Foi solicitada diversas vezes ao IBGE a inclusão destas informações no Censo. São informações essenciais para informar a formulação de políticas públicas para a população LGBTI+, em especial, as pessoas trans e travestis, que historicamente têm sido socialmente marginalizadas, sendo que as políticas públicas não as alcançam por falta dos dados do Censo, que são utilizadas por órgãos oficiais como parâmetros.
Após determinação do Tribunal Federal do Acre, que acatou pedido do Ministério Público Federal do Acre para a inclusão no Censo de perguntas acerca das pessoas LGBTI+, em uma de suas manifestações o IBGE declarou que se for determinada a inclusão dessas informações, o Censo 2022 terá que ser adiado, tendo em vista que, segundo o órgão, o aumento de custos de recursos federais pode chegar em cerca de R$ 2,3 bilhões. Pessoas LGBTI+ também pagam impostos e tributos e merecem ter seus direitos constitucionais respeitados.
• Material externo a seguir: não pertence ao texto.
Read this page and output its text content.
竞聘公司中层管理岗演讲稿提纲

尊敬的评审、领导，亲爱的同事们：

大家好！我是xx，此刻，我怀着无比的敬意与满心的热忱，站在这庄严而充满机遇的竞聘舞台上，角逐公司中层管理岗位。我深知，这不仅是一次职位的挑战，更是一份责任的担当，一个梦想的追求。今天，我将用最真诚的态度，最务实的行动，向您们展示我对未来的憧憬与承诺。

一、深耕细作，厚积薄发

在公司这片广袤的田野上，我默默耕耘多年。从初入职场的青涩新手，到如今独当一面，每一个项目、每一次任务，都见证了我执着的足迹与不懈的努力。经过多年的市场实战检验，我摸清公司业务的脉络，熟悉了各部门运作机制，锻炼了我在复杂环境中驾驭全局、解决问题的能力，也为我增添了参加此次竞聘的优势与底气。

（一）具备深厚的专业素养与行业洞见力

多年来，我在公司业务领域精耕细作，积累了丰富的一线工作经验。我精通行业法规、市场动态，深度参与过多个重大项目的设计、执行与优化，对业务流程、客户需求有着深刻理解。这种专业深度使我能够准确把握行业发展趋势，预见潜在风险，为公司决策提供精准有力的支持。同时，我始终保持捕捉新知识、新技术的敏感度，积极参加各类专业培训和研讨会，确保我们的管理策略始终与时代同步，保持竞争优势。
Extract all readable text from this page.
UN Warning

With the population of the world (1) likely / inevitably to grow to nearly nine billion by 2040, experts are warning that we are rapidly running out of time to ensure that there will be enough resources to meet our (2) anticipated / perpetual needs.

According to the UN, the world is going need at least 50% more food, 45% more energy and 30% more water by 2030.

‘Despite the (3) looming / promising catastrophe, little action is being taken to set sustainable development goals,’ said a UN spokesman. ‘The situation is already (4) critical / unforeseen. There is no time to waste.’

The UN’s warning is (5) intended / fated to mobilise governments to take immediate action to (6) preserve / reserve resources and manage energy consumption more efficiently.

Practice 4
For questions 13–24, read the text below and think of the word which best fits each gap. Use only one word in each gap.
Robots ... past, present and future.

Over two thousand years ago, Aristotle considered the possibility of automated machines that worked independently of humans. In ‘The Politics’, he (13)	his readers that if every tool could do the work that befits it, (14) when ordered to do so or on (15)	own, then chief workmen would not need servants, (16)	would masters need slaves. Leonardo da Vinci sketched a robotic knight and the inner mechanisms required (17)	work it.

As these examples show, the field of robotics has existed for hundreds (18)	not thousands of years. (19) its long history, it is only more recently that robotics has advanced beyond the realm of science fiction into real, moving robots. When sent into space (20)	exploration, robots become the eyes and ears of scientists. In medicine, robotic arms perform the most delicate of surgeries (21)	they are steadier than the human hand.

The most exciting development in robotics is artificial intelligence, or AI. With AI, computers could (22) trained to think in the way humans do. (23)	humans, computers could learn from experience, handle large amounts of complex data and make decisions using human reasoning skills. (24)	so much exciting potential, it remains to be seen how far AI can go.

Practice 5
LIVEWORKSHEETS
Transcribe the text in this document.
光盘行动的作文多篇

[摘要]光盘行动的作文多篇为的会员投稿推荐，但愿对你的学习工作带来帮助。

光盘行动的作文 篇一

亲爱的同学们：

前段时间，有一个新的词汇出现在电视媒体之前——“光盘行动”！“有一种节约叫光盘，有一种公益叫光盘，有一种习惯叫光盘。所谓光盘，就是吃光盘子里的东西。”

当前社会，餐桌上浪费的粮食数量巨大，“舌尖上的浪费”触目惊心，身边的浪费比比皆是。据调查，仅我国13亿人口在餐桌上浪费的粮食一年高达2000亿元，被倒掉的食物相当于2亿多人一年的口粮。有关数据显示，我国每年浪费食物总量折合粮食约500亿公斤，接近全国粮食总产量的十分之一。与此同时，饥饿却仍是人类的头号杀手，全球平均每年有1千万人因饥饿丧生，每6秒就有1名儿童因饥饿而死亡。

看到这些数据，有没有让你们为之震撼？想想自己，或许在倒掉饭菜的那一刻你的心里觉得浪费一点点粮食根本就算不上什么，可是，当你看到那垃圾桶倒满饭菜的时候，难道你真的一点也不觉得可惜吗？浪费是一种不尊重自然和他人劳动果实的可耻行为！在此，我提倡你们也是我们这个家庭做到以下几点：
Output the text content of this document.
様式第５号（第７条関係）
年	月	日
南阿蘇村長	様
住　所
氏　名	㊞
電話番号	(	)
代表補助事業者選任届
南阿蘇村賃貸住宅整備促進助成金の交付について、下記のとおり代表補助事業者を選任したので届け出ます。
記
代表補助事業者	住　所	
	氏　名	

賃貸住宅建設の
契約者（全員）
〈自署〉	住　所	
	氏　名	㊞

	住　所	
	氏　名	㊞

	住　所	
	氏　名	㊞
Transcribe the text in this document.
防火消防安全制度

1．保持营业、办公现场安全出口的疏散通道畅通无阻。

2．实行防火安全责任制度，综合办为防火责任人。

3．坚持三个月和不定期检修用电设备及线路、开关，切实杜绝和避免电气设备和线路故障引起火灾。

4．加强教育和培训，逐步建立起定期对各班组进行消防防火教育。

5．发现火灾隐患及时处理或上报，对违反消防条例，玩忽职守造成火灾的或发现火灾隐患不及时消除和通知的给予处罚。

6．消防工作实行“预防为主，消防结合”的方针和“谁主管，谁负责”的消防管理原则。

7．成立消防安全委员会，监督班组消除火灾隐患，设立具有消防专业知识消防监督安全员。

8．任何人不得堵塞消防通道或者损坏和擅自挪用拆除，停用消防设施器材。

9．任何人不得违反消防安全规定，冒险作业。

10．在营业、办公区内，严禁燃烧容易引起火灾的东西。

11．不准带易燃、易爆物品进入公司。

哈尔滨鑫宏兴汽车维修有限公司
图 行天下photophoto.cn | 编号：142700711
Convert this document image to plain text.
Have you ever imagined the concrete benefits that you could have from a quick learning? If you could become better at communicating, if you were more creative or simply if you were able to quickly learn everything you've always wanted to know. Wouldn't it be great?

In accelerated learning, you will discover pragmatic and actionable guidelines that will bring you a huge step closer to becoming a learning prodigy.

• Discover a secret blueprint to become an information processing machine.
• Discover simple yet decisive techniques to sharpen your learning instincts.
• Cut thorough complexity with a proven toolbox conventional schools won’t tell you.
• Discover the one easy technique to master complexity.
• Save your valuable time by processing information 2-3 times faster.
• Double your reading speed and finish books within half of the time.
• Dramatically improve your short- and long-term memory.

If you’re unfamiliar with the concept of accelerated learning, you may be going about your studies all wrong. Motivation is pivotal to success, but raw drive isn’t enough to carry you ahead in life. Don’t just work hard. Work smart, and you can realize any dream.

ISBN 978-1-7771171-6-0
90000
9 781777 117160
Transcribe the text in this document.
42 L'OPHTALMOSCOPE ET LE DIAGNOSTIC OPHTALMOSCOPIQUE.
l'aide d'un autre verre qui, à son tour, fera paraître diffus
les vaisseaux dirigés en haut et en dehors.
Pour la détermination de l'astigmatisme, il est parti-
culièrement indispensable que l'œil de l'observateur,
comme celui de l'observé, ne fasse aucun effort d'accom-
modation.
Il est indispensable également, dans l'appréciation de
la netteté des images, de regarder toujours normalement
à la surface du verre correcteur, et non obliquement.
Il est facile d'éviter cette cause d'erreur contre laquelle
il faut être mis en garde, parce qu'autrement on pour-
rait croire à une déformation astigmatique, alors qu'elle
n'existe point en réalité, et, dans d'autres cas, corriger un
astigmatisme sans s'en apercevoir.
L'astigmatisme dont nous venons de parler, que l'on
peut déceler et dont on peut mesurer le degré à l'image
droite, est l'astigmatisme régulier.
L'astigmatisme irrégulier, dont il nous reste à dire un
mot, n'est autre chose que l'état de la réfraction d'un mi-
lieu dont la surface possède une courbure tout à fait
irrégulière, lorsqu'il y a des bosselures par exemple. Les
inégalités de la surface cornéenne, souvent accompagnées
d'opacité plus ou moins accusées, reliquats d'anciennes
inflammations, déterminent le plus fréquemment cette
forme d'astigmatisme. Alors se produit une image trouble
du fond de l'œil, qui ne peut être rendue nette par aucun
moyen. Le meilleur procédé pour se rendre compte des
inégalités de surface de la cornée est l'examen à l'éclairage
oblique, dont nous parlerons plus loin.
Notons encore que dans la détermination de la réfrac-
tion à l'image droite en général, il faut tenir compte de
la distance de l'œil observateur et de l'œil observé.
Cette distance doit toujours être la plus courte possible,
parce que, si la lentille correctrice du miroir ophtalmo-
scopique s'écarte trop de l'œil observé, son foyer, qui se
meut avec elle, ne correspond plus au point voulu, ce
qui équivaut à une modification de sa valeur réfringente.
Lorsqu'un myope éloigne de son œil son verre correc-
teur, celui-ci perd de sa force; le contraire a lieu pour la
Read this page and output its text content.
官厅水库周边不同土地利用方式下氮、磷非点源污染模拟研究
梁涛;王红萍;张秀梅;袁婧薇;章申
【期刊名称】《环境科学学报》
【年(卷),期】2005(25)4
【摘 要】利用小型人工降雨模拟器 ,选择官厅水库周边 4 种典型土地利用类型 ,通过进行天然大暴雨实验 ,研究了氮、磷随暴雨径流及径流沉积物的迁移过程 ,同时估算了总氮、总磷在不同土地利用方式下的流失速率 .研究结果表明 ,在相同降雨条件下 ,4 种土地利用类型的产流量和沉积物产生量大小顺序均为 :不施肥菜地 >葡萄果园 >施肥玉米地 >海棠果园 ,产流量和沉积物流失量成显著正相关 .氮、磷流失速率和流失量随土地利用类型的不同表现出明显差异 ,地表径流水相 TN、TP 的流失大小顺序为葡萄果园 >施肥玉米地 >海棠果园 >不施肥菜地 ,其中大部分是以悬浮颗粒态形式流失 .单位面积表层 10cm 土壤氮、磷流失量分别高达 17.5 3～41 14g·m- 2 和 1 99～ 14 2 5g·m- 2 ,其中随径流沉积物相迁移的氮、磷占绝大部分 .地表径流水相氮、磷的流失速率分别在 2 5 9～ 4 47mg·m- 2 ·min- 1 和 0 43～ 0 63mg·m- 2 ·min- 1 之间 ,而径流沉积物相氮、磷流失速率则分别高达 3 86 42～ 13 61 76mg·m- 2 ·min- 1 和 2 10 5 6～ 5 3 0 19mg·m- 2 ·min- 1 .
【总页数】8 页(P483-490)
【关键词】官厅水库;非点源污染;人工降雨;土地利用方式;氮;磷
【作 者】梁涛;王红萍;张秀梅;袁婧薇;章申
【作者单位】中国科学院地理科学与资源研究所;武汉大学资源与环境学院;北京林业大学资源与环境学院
Para não cumprir com a ordem judicial, o IBGE e a Advocacia Geral da União (AGU) recorreram da decisão, a mesma AGU que em outubro de 2021, tentou derrubar a decisão do Supremo Tribunal Feral que criminalizou a LGBTIfobia
A questão, portanto, parece ser mais de foro político que por questões operacionais ou de metodologia.
Incluir dados fundamentais para garantir direitos humanos tutelados é obrigação do Estado, conforme determina nossa Constituição Federal:
Art. 1º A República Federativa do Brasil, formada pela união indissolúvel dos Estados e Municípios e do Distrito Federal, constitui-se em Estado Democrático de Direito e tem como fundamentos:
II – a cidadania;
III – a dignidade da pessoa humana;
Art. 5º Todos são iguais perante a lei, sem distinção de qualquer natureza, garantindo-se aos brasileiros e aos estrangeiros residentes no País a inviolabilidade do direito à vida, à liberdade, à igualdade, à segurança e à propriedade […]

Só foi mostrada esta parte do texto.